Thinking You Know vs. Knowing
“Jesus answered and said unto them, Ye do err, not knowing the scriptures, nor the power of God.” Matthew 22:29
The verse above is a response from Jesus to the Sadducees who asked him a question. They wanted to know who would be the husband in Heaven of a woman that widowed and remarried. His indignant response followed and he explained that we wouldn’t have spouses in heaven. In heaven our focus will be on Christ and our relationship to Him, not our earthly human relationships. This will not exclude those relationships, but, in my opinion, will make them virtually irrelevant in comparison to our relationship with Christ.
The Sadducees were engaging in theology that they were raised up to understand. Stone and Duke stated that “embedded theology” and implicit theology are synonymous and represent our daily theology as Christians. The Sadducees had their own Jewish theology that was embedded in their daily lives. Jesus spoke to them as if they should have known the answer. They failed to know the answer, because they were entrenched in their embedded theology.
This is a problem in many Christian churches and denominations. They become entrenched in a specific ritual or custom that may or may not be correct and then object when differing opinions arise. Stone and Duke further stated that our use of language in our daily activities reflects our beliefs as we learn Christianese, Christian rituals and customs. This makes it difficult for non- Christians especially, but also new Christians to understand. Sometimes they simply have no idea what we’re talking about. Whether or not we can articulate this Christianese to others is cause for concern, unless we anticipate the questions presented by Christians and non-Christians we encounter, according to Stone and Duke.

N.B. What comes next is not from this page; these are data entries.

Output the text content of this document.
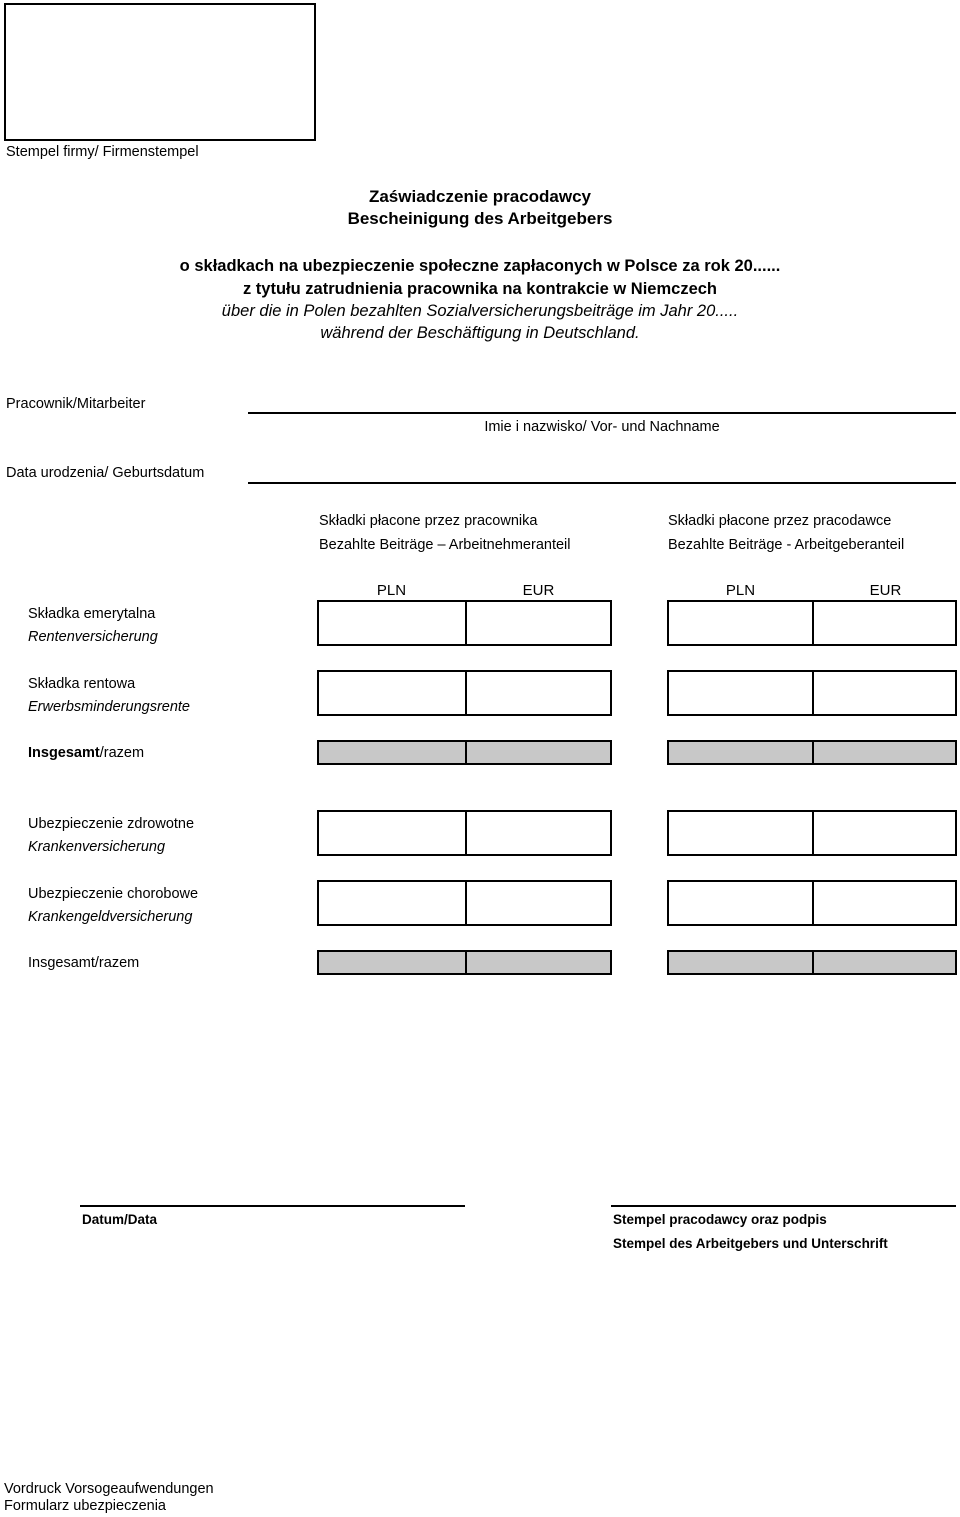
Stempel firmy/ Firmenstempel
Zaświadczenie pracodawcy
Bescheinigung des Arbeitgebers
o składkach na ubezpieczenie społeczne zapłaconych w Polsce za rok 20......
z tytułu zatrudnienia pracownika na kontrakcie w Niemczech
über die in Polen bezahlten Sozialversicherungsbeiträge im Jahr 20.....
während der Beschäftigung in Deutschland.
Pracownik/Mitarbeiter
Imie i nazwisko/ Vor- und Nachname
Data urodzenia/ Geburtsdatum
Składki płacone przez pracownika
Bezahlte Beiträge – Arbeitnehmeranteil
Składki płacone przez pracodawce
Bezahlte Beiträge - Arbeitgeberanteil
PLN	EUR	PLN	EUR
Składka emerytalna
Rentenversicherung
Składka rentowa
Erwerbsminderungsrente
Insgesamt/razem
Ubezpieczenie zdrowotne
Krankenversicherung
Ubezpieczenie chorobowe
Krankengeldversicherung
Insgesamt/razem
Datum/Data	Stempel pracodawcy oraz podpis
Stempel des Arbeitgebers und Unterschrift
Vordruck Vorsogeaufwendungen
Formularz ubezpieczenia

Just like the embedded theology of the Sadducees caused conflict with Jesus’ theology [the truth], Stone and Duke further argue that this embedded theology compels us to be in direct conflict with the sinful world around us, leading us into battle against the predominant worldview in defense of our Cristian worldview. That’s why the world can’t understand us and often hates us. They don’t speak our language and they can’t understand our worldview – unless we explain it to them in their own language while teaching them Christianese.
“Deliberative theology” is a deeper reflection on ones embedded theological beliefs, according to Stone and Duke, and they also assert, “The theologian wants to take all the testimony and evidence under advisement…” meaning that they contemplate on the truths with reverent skepticism in order to reveal the verified truth verses blind faith. Deliberative theology strives to verify and prove the theology and doctrine of Christianity, so that the truth is revealed. Deliberative theology is useful in cleaning up misconceptions or errors in our embedded theology, according to Stone and Duke. This makes sense, because one person can affect the doctrine of a church and if that doctrine is incorrect, in accordance with scripture, deliberative theology can step in and make a course correction. In other words, through careful study of scripture errors in doctrine can be corrected.
Stone and Duke further attest that deliberative and embedded theology are not mutually exclusive and often support each other, but if the embedded theology is too entrenched the differences can be confrontational. This confrontation can be detrimental or beneficial depending on whether the conflict is discussed within a Biblical worldview or a secular worldview. Biblical conflict resolution is always supposed to be done with humility and respect. Secular conflict resolution is often arrogant, confrontational and full of pride.
We must not get entrenched in any ritual or custom that is non-Biblical. We must always seek the truth in accordance with scripture, not the thoughts or ideations of an individual or group. We must share Christ with others using common language, while patiently and respectfully teaching them Christianese. Lastly, we always need to seek God’s will and way through carful and prayerful study of the Bible. All doctrine, rituals, customs and theology must reconcile with the Bible.
 Stone, Howard and James Duke, How to Think Theologically (Minneapolis, MN, Augsburg Fortress, 2013), 15.
 Stone and Duke, How to Think Theologically, 15.
 Stone and Duke, How to Think Theologically, 16.
 Stone and Duke, How to Think Theologically, 17.
 Stone and Duke, How to Think Theologically, 18.
 Stone and Duke, How to Think Theologically, 20.
 Stone and Duke, How to Think Theologically, 21.
Stone, Howard W., and James O. Duke, How to Think Theologically. Minneapolis, MN: Augsburg Fortress, 2013.